Consider, if you will, the situation. To execute their diabolical scheme Hapsburg and his fellow conspirators merely need to keep four men out of the hotel. The four men are Drebin, Ed, the real Dr. Meinheimer, and Nordberg. Or, to say it another way, two older men, a man in a wheelchair, and a guy that kinda looks like O.J. Simpson. Now this mariachi band has, for reasons unknown to anyone, taken the stage. This mariachi band comprised of....two older men, a man in a wheelchair and a guy that kinda looks like O.J. Simpson.

What's even better is the look on Hapsburg's face clearly indicates this mariachi band was not on the agenda and so he can't quite figure out why they're playing yet, at the same time, he is also unable to deduce that, in fact, this quartet is made up of two older men, a man in a wheelchair and a guy that kinda looks like O.J. Simpson. Meanwhile Jane, seated to his right, does realize, though it takes her fifty seconds - fifty! - that this is Frank and his cohorts, goes to cover her mouth in shock but, afraid Hapsburg will pick up on it, glances at him as she lowers her hand. And still Hapsburg is clueless.

Now I know what you're thinking. "Uh, Nick, what movie do you think you're watching here? This is 'The Naked Gun 2 1/2'. Of course, he's not going to figure out who they are." And I know. I understand. I'm the most anti real world movie fan there is. If someone is whining about how Leo didn't get on the board with Kate at the end of "Titanic" and I have access to a mallet then in all likelihood that someone is getting hit with the mallet. But the more I think about this scene from the real world perspective, the more it makes me laugh. It's absolutely hilarious! HOW CAN NO ONE KNOW WHO THEY ARE???!!! This scene works best when considered with a completely straight face.

But is it that precise necessity to look at this sequence that I love so much from a real world perspective that ruins it in the end? Lindsay Lohan has become an alcohol-monitor-on-her-ankle wild child but does her presence in "Prairie Home Companion", my favorite film of 2006, ruin it? I fervently adore "Gattaca" but does the eventual terribly bad breakup between Ethan Hawke and Uma Thurman (the film's stars) ruin it? Lawrence Phillips went on to assault two women and run over some kids with his car and is currently serving time in jail but does his presence in my beloved Nebraska Cornhukers' 1995 Orange Bowl win ruin it?

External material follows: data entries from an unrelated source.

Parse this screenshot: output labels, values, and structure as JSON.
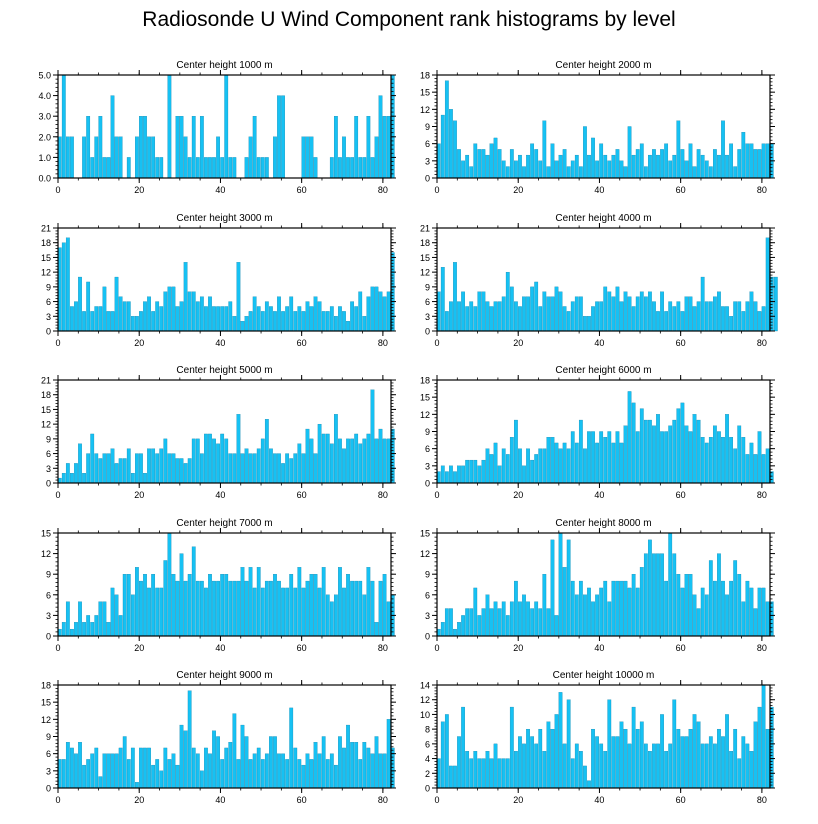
{
  "title": "Radiosonde U Wind Component rank histograms by level",
  "colors": {
    "bar": "#16c1f3",
    "bar_edge": "#0a7fa8",
    "axis": "#000000"
  },
  "chart_data": [
    {
      "type": "bar",
      "title": "Center height 1000 m",
      "xlim": [
        0,
        82
      ],
      "ylim": [
        0,
        5
      ],
      "yticks": [
        0,
        1,
        2,
        3,
        4,
        5
      ],
      "ytick_labels": [
        "0.0",
        "1.0",
        "2.0",
        "3.0",
        "4.0",
        "5.0"
      ],
      "xticks": [
        0,
        20,
        40,
        60,
        80
      ],
      "values": [
        2,
        5,
        2,
        2,
        0,
        0,
        2,
        3,
        1,
        2,
        3,
        1,
        1,
        4,
        2,
        2,
        0,
        1,
        0,
        2,
        3,
        3,
        2,
        2,
        1,
        1,
        0,
        5,
        0,
        3,
        3,
        2,
        1,
        3,
        1,
        3,
        1,
        1,
        1,
        2,
        1,
        5,
        1,
        1,
        0,
        0,
        1,
        2,
        3,
        1,
        1,
        1,
        0,
        2,
        4,
        4,
        0,
        0,
        0,
        0,
        2,
        2,
        2,
        1,
        0,
        0,
        0,
        1,
        3,
        1,
        2,
        1,
        1,
        3,
        1,
        1,
        3,
        1,
        2,
        4,
        3,
        3,
        5
      ]
    },
    {
      "type": "bar",
      "title": "Center height 2000 m",
      "xlim": [
        0,
        82
      ],
      "ylim": [
        0,
        18
      ],
      "yticks": [
        0,
        3,
        6,
        9,
        12,
        15,
        18
      ],
      "ytick_labels": [
        "0",
        "3",
        "6",
        "9",
        "12",
        "15",
        "18"
      ],
      "xticks": [
        0,
        20,
        40,
        60,
        80
      ],
      "values": [
        6,
        11,
        17,
        12,
        10,
        5,
        3,
        4,
        2,
        6,
        5,
        5,
        4,
        6,
        7,
        5,
        3,
        2,
        5,
        3,
        4,
        2,
        4,
        6,
        5,
        3,
        10,
        2,
        6,
        3,
        4,
        5,
        2,
        3,
        4,
        2,
        9,
        4,
        7,
        3,
        6,
        4,
        3,
        4,
        5,
        3,
        2,
        9,
        4,
        5,
        6,
        2,
        4,
        5,
        4,
        5,
        6,
        3,
        4,
        10,
        5,
        3,
        6,
        2,
        5,
        4,
        3,
        2,
        5,
        4,
        10,
        4,
        6,
        2,
        5,
        8,
        6,
        6,
        5,
        5,
        6,
        6,
        6
      ]
    },
    {
      "type": "bar",
      "title": "Center height 3000 m",
      "xlim": [
        0,
        82
      ],
      "ylim": [
        0,
        21
      ],
      "yticks": [
        0,
        3,
        6,
        9,
        12,
        15,
        18,
        21
      ],
      "ytick_labels": [
        "0",
        "3",
        "6",
        "9",
        "12",
        "15",
        "18",
        "21"
      ],
      "xticks": [
        0,
        20,
        40,
        60,
        80
      ],
      "values": [
        17,
        18,
        19,
        5,
        6,
        11,
        4,
        10,
        4,
        5,
        5,
        9,
        4,
        4,
        11,
        7,
        6,
        6,
        3,
        3,
        4,
        6,
        7,
        4,
        6,
        5,
        8,
        9,
        9,
        5,
        6,
        14,
        8,
        8,
        6,
        7,
        5,
        7,
        5,
        5,
        5,
        5,
        6,
        3,
        14,
        2,
        3,
        4,
        7,
        5,
        4,
        6,
        5,
        4,
        7,
        4,
        5,
        7,
        4,
        5,
        4,
        6,
        5,
        7,
        6,
        4,
        4,
        5,
        3,
        5,
        4,
        2,
        6,
        5,
        8,
        3,
        7,
        9,
        9,
        8,
        7,
        8,
        16
      ]
    },
    {
      "type": "bar",
      "title": "Center height 4000 m",
      "xlim": [
        0,
        82
      ],
      "ylim": [
        0,
        21
      ],
      "yticks": [
        0,
        3,
        6,
        9,
        12,
        15,
        18,
        21
      ],
      "ytick_labels": [
        "0",
        "3",
        "6",
        "9",
        "12",
        "15",
        "18",
        "21"
      ],
      "xticks": [
        0,
        20,
        40,
        60,
        80
      ],
      "values": [
        8,
        13,
        4,
        6,
        14,
        6,
        8,
        5,
        6,
        5,
        8,
        8,
        6,
        5,
        6,
        6,
        7,
        12,
        9,
        6,
        5,
        7,
        7,
        9,
        10,
        5,
        8,
        7,
        7,
        9,
        8,
        5,
        4,
        6,
        7,
        7,
        3,
        3,
        5,
        6,
        6,
        9,
        8,
        7,
        9,
        6,
        8,
        7,
        5,
        7,
        8,
        7,
        8,
        6,
        4,
        8,
        4,
        6,
        5,
        6,
        4,
        7,
        7,
        5,
        6,
        11,
        6,
        6,
        7,
        8,
        5,
        5,
        3,
        6,
        6,
        4,
        6,
        8,
        6,
        4,
        5,
        19,
        11,
        11
      ]
    },
    {
      "type": "bar",
      "title": "Center height 5000 m",
      "xlim": [
        0,
        82
      ],
      "ylim": [
        0,
        21
      ],
      "yticks": [
        0,
        3,
        6,
        9,
        12,
        15,
        18,
        21
      ],
      "ytick_labels": [
        "0",
        "3",
        "6",
        "9",
        "12",
        "15",
        "18",
        "21"
      ],
      "xticks": [
        0,
        20,
        40,
        60,
        80
      ],
      "values": [
        1,
        2,
        4,
        2,
        4,
        8,
        2,
        6,
        10,
        6,
        5,
        6,
        6,
        7,
        4,
        5,
        5,
        7,
        2,
        6,
        6,
        2,
        7,
        7,
        6,
        7,
        9,
        6,
        6,
        5,
        5,
        4,
        5,
        9,
        9,
        6,
        10,
        10,
        9,
        8,
        10,
        9,
        6,
        6,
        14,
        6,
        7,
        6,
        6,
        7,
        9,
        13,
        7,
        6,
        6,
        4,
        6,
        5,
        6,
        8,
        6,
        11,
        9,
        6,
        12,
        10,
        10,
        8,
        14,
        9,
        7,
        9,
        9,
        10,
        8,
        9,
        10,
        19,
        9,
        11,
        9,
        9,
        11
      ]
    },
    {
      "type": "bar",
      "title": "Center height 6000 m",
      "xlim": [
        0,
        82
      ],
      "ylim": [
        0,
        18
      ],
      "yticks": [
        0,
        3,
        6,
        9,
        12,
        15,
        18
      ],
      "ytick_labels": [
        "0",
        "3",
        "6",
        "9",
        "12",
        "15",
        "18"
      ],
      "xticks": [
        0,
        20,
        40,
        60,
        80
      ],
      "values": [
        2,
        3,
        2,
        3,
        2,
        3,
        3,
        4,
        4,
        4,
        3,
        4,
        6,
        5,
        7,
        3,
        6,
        5,
        8,
        11,
        6,
        3,
        6,
        4,
        5,
        6,
        6,
        8,
        8,
        7,
        6,
        7,
        6,
        9,
        7,
        11,
        6,
        9,
        9,
        7,
        9,
        8,
        9,
        7,
        9,
        7,
        10,
        16,
        14,
        9,
        13,
        11,
        11,
        10,
        12,
        9,
        9,
        10,
        11,
        13,
        14,
        10,
        9,
        12,
        11,
        8,
        7,
        8,
        10,
        9,
        8,
        12,
        8,
        6,
        10,
        8,
        5,
        7,
        5,
        9,
        5,
        6,
        2
      ]
    },
    {
      "type": "bar",
      "title": "Center height 7000 m",
      "xlim": [
        0,
        82
      ],
      "ylim": [
        0,
        15
      ],
      "yticks": [
        0,
        3,
        6,
        9,
        12,
        15
      ],
      "ytick_labels": [
        "0",
        "3",
        "6",
        "9",
        "12",
        "15"
      ],
      "xticks": [
        0,
        20,
        40,
        60,
        80
      ],
      "values": [
        1,
        2,
        5,
        1,
        2,
        5,
        2,
        3,
        2,
        3,
        5,
        5,
        2,
        7,
        6,
        3,
        9,
        9,
        6,
        10,
        8,
        9,
        7,
        9,
        7,
        7,
        11,
        15,
        9,
        8,
        12,
        8,
        9,
        13,
        8,
        8,
        7,
        9,
        8,
        8,
        9,
        9,
        8,
        8,
        8,
        10,
        8,
        10,
        7,
        10,
        7,
        8,
        8,
        9,
        8,
        7,
        7,
        9,
        7,
        10,
        7,
        8,
        9,
        9,
        7,
        10,
        6,
        5,
        6,
        10,
        7,
        9,
        8,
        8,
        8,
        6,
        10,
        8,
        2,
        8,
        9,
        5,
        6
      ]
    },
    {
      "type": "bar",
      "title": "Center height 8000 m",
      "xlim": [
        0,
        82
      ],
      "ylim": [
        0,
        15
      ],
      "yticks": [
        0,
        3,
        6,
        9,
        12,
        15
      ],
      "ytick_labels": [
        "0",
        "3",
        "6",
        "9",
        "12",
        "15"
      ],
      "xticks": [
        0,
        20,
        40,
        60,
        80
      ],
      "values": [
        1,
        2,
        4,
        4,
        1,
        2,
        3,
        4,
        4,
        7,
        3,
        4,
        6,
        4,
        5,
        4,
        5,
        3,
        5,
        8,
        5,
        6,
        5,
        4,
        5,
        4,
        9,
        4,
        14,
        3,
        15,
        10,
        14,
        8,
        6,
        8,
        6,
        7,
        5,
        6,
        7,
        8,
        5,
        8,
        8,
        8,
        8,
        7,
        9,
        7,
        10,
        12,
        14,
        12,
        12,
        12,
        8,
        15,
        12,
        9,
        7,
        9,
        9,
        6,
        4,
        7,
        6,
        11,
        8,
        12,
        8,
        6,
        8,
        11,
        9,
        5,
        8,
        7,
        4,
        7,
        7,
        5,
        5
      ]
    },
    {
      "type": "bar",
      "title": "Center height 9000 m",
      "xlim": [
        0,
        82
      ],
      "ylim": [
        0,
        18
      ],
      "yticks": [
        0,
        3,
        6,
        9,
        12,
        15,
        18
      ],
      "ytick_labels": [
        "0",
        "3",
        "6",
        "9",
        "12",
        "15",
        "18"
      ],
      "xticks": [
        0,
        20,
        40,
        60,
        80
      ],
      "values": [
        5,
        5,
        8,
        7,
        6,
        8,
        4,
        5,
        6,
        7,
        2,
        6,
        6,
        6,
        6,
        7,
        9,
        5,
        7,
        1,
        7,
        7,
        7,
        4,
        5,
        3,
        7,
        5,
        6,
        4,
        11,
        10,
        17,
        7,
        6,
        3,
        7,
        6,
        10,
        9,
        5,
        7,
        8,
        13,
        5,
        11,
        9,
        5,
        6,
        7,
        5,
        6,
        9,
        9,
        6,
        6,
        5,
        14,
        7,
        5,
        4,
        6,
        5,
        8,
        6,
        9,
        5,
        6,
        4,
        9,
        7,
        11,
        8,
        8,
        5,
        8,
        7,
        6,
        9,
        6,
        6,
        12,
        7
      ]
    },
    {
      "type": "bar",
      "title": "Center height 10000 m",
      "xlim": [
        0,
        82
      ],
      "ylim": [
        0,
        14
      ],
      "yticks": [
        0,
        2,
        4,
        6,
        8,
        10,
        12,
        14
      ],
      "ytick_labels": [
        "0",
        "2",
        "4",
        "6",
        "8",
        "10",
        "12",
        "14"
      ],
      "xticks": [
        0,
        20,
        40,
        60,
        80
      ],
      "values": [
        4,
        9,
        10,
        3,
        3,
        7,
        11,
        5,
        4,
        5,
        4,
        4,
        5,
        4,
        6,
        4,
        4,
        4,
        11,
        5,
        7,
        6,
        8,
        7,
        6,
        8,
        5,
        9,
        8,
        10,
        13,
        6,
        12,
        4,
        6,
        5,
        3,
        1,
        8,
        7,
        6,
        5,
        12,
        7,
        7,
        9,
        8,
        6,
        11,
        8,
        9,
        6,
        5,
        6,
        6,
        10,
        5,
        6,
        12,
        8,
        7,
        7,
        8,
        10,
        9,
        6,
        6,
        7,
        6,
        8,
        7,
        10,
        5,
        8,
        4,
        7,
        6,
        5,
        9,
        11,
        14,
        8,
        11
      ]
    }
  ]
}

I honestly don't think so. I watch that clip of the Drebin-infused "Besame Mucho" now and I laugh. Then again, as O.J. steps forward to belt out those last notes on trumpet, I still can't help but think, "Why couldn't this have been a different football player?"


Wretched Genius said...

"Like a midget at a urinal, I was going to have to stay on my toes."

Nick Prigge said...

"Well, well, it looks like the cows have come home to roost."